Unlike his brother John (1758-1840) who took over the family bank in 1789, Samuel took up a military career and became Captain of the 15th Regiment of Hussars (light dragoons) and Lieutenant-Colonel of the Bunny Volunteers, a kind of local militia formed in 1798.
In the meantime he had married, on July 15, 1788, Anne Margaret of Coventry, daughter of George William, 6th Earl of Coventry (1722-1809) who was portrayed by Perronneau in 1773. Anne Margaret, born in 1757 in the Oxford area, had for the occasion divorced in 1787 Edward Foley (married in 1778), which caused a great stir in both Houses of Parliament at the time.
The couple lived at Gunthorpe (a few miles east of Nottingham), specifically Gunthorpe Lodge, until Anne Margaret's death in 1822; Samuel was still living at Gunthorpe in 1824, before retiring to Upper Broughton, formerly Broughton Sunley, where he is buried.
In 1825, according to the Broughton parish records, he married Anne Foulkes (1805-1866); she was widowed in 1839, inherited Samuel's estate, and remarried in 1846. Samuel had no direct descendants.
In all likelihood, Samuel Wright left his portrait to his brother John upon his death, who was able to enjoy it for only one year at his home at Lenton Hall in Nottingham, which he had built in 1802; the painting ended up at Osmaston Manor, the home John's son Francis had built at the time, around 1845. It remained in the family until the 1950s.

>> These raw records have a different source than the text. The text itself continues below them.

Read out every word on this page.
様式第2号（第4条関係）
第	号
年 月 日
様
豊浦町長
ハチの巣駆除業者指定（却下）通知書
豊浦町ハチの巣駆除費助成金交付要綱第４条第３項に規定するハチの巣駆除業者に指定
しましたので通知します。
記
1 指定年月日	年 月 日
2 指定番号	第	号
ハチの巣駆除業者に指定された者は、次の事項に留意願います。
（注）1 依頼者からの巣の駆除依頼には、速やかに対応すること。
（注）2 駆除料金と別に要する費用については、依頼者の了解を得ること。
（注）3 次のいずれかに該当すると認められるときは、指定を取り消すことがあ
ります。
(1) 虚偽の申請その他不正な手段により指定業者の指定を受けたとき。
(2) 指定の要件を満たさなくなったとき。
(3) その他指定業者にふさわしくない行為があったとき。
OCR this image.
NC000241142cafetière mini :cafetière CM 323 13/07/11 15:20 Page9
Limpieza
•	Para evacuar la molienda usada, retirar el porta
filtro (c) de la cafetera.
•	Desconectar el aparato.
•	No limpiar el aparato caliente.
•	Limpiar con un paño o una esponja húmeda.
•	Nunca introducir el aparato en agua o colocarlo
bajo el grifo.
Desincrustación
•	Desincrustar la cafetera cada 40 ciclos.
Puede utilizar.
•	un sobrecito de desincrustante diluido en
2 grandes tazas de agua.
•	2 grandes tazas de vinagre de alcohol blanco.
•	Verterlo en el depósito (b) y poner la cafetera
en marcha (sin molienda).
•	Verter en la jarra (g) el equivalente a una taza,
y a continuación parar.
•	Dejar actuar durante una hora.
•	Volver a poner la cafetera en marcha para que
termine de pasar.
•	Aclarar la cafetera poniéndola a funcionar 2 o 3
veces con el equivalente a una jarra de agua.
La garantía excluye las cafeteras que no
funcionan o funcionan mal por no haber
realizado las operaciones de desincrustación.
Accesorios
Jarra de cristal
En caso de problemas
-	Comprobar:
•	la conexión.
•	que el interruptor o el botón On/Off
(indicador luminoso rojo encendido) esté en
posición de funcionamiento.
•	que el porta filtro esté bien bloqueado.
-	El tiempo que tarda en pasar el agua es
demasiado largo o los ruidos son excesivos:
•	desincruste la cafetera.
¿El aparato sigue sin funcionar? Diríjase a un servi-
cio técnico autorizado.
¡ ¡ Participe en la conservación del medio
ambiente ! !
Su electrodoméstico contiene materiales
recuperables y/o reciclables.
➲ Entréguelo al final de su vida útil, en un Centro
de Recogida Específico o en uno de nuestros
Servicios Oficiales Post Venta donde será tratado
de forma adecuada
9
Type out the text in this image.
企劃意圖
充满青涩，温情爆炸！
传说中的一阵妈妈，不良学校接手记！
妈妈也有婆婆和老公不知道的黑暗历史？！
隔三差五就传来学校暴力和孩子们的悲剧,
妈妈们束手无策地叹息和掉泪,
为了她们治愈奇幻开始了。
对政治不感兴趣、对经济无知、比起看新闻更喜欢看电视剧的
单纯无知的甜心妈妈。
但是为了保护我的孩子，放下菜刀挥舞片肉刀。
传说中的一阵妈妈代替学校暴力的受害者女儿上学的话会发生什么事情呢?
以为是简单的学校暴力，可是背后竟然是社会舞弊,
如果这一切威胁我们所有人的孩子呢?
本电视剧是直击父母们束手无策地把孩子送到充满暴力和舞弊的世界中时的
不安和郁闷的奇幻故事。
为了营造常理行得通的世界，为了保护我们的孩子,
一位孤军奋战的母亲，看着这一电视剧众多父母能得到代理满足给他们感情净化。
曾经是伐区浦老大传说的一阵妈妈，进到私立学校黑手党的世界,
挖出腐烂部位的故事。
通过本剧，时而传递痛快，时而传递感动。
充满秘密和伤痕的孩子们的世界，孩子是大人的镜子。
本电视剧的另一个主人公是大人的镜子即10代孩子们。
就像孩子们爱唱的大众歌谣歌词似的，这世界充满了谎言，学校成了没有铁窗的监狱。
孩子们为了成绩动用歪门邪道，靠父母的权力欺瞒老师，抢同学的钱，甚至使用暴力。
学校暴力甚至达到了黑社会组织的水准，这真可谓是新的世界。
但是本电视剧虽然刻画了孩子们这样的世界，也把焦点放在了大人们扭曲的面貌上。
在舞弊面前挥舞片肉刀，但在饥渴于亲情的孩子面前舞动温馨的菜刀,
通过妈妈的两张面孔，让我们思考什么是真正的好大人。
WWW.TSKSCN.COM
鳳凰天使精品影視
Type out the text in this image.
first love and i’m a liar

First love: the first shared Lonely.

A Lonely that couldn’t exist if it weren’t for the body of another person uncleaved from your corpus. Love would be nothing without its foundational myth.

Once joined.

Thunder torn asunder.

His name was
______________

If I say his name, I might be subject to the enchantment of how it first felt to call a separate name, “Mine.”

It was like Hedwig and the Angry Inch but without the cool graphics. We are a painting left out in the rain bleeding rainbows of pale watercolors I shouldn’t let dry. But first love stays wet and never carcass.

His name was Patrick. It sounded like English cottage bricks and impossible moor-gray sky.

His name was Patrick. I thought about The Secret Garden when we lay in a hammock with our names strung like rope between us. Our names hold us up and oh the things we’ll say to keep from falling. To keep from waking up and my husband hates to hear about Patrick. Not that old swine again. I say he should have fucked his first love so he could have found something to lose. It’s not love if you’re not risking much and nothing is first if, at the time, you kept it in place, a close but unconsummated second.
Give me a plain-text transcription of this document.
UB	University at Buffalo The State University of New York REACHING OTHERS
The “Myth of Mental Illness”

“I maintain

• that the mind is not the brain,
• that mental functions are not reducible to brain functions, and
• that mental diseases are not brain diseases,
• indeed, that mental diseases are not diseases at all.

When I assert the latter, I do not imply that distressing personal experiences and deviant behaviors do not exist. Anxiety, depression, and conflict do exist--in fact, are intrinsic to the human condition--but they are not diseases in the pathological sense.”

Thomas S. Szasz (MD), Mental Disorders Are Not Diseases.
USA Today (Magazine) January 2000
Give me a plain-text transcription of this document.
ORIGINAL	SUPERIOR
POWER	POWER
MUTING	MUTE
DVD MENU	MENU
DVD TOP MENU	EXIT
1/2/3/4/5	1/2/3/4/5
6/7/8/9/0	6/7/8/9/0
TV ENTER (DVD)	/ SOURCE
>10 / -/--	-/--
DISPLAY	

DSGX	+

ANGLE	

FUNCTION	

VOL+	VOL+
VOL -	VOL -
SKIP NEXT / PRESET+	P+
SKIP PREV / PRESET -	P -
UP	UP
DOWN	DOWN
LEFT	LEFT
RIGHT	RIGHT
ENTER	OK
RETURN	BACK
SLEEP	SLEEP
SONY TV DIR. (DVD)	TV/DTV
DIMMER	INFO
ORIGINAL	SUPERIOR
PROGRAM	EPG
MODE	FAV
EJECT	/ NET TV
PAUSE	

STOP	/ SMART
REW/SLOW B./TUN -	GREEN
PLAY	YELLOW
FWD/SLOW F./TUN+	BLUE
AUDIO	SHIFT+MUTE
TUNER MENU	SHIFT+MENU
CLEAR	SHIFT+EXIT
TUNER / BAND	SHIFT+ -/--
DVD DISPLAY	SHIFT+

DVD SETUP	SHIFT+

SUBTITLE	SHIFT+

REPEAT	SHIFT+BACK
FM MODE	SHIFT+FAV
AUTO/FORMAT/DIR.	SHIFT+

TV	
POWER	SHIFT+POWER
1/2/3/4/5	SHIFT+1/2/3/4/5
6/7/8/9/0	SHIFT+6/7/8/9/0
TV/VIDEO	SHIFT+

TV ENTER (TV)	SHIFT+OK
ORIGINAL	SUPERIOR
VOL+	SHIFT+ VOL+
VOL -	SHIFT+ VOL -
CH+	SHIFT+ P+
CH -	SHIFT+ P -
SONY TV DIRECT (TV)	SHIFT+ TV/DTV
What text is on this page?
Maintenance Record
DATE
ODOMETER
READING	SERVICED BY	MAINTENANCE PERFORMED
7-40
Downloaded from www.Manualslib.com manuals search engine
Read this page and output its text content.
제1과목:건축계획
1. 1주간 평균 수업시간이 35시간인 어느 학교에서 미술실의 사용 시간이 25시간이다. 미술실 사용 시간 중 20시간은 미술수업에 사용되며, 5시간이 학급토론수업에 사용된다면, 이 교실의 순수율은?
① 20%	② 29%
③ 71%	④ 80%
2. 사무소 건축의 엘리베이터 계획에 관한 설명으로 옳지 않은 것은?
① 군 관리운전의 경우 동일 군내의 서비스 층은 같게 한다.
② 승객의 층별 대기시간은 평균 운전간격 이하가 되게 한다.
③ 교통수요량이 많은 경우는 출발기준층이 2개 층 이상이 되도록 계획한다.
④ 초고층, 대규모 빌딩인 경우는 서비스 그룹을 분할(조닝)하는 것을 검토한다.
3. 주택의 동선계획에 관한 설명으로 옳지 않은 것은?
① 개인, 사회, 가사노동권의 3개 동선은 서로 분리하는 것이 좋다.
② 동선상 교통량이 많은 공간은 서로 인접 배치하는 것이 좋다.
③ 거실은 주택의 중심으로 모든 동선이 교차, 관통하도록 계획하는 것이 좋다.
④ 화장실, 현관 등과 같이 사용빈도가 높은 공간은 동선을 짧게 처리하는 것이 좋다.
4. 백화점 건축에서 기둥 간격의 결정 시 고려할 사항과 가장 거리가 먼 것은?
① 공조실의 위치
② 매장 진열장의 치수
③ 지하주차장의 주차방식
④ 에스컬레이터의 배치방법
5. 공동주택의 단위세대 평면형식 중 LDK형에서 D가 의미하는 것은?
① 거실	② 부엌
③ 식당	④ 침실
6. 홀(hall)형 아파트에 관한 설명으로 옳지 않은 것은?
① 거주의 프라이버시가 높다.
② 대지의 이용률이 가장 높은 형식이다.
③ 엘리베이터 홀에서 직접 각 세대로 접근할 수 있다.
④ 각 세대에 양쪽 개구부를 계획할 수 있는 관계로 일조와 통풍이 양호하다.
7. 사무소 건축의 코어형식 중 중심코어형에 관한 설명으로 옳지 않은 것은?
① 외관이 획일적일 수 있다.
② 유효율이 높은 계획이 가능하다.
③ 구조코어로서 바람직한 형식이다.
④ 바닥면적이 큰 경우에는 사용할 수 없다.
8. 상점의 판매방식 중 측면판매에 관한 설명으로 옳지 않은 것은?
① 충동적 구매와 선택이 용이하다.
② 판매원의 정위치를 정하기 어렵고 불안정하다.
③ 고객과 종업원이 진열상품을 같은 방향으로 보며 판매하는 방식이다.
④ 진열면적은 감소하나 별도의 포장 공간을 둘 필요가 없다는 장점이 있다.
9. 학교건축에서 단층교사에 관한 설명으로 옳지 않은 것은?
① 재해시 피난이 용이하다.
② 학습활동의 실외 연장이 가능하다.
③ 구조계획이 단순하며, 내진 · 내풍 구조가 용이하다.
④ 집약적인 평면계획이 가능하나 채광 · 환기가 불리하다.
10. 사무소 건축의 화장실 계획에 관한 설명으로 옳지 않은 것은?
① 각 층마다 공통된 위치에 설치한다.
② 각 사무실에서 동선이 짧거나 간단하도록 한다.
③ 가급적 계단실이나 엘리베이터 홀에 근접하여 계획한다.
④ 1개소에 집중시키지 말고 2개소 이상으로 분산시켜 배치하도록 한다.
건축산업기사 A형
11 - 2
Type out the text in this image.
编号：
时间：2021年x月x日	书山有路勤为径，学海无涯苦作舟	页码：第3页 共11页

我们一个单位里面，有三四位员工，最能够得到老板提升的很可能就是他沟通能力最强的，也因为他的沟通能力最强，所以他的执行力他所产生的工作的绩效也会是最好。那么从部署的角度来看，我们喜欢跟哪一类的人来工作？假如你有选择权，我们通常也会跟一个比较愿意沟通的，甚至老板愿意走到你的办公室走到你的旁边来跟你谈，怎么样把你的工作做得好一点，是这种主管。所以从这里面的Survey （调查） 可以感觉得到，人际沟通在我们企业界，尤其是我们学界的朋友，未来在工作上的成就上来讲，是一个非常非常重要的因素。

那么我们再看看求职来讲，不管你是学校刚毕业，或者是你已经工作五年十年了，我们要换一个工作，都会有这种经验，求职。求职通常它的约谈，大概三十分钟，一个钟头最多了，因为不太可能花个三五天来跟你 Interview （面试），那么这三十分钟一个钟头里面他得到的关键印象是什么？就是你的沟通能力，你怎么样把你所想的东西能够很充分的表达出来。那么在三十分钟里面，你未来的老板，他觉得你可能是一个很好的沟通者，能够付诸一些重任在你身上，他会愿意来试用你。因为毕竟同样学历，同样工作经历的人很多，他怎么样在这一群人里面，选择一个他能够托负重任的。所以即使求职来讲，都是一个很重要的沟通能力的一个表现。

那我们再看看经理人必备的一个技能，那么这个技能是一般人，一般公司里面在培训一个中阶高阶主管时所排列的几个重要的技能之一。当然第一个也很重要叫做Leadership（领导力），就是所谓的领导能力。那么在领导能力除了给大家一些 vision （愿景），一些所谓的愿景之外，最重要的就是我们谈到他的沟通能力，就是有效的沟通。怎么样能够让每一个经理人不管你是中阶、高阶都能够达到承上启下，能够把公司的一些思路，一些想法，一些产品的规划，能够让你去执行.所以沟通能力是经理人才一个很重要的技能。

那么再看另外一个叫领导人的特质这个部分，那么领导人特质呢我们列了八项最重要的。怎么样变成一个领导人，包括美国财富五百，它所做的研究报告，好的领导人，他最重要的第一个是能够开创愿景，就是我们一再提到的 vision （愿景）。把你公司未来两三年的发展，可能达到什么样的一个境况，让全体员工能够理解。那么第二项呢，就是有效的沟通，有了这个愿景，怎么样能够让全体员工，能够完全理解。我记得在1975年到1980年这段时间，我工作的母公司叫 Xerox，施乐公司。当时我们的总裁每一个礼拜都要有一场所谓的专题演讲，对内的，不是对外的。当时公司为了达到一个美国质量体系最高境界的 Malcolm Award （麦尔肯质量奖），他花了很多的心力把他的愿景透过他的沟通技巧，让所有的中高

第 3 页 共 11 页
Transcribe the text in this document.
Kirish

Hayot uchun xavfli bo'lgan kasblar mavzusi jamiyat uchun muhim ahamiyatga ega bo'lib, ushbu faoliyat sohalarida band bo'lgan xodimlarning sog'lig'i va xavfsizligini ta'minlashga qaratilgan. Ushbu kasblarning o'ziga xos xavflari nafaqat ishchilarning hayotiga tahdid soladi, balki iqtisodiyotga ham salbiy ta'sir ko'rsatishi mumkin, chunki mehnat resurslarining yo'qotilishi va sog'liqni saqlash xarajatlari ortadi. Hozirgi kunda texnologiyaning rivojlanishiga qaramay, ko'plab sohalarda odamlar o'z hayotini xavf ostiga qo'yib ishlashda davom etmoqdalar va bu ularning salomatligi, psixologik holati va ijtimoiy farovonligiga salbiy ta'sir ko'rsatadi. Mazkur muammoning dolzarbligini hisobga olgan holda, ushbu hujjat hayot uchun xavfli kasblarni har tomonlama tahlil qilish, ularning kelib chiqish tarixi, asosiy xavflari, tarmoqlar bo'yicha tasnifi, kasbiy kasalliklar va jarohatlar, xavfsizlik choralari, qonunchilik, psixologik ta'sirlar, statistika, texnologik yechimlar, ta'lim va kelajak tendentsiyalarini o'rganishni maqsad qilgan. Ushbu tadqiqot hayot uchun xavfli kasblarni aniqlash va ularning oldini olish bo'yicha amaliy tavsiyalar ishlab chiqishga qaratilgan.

This portrait shows him in the prime of life, around 55 or 60 years old, dressed as a sportsman, with his riding suit, top hat and whip.
Henry-William Pickersgill was one of the leading English portrait painters of the first half of the nineteenth century; from 1845 until his death, he had almost no rival to paint the celebrities of the time. Sobriety and precision characterize his effigies.
He entered the Royal Academy in London in 1805 and exhibited his first portrait there the following year.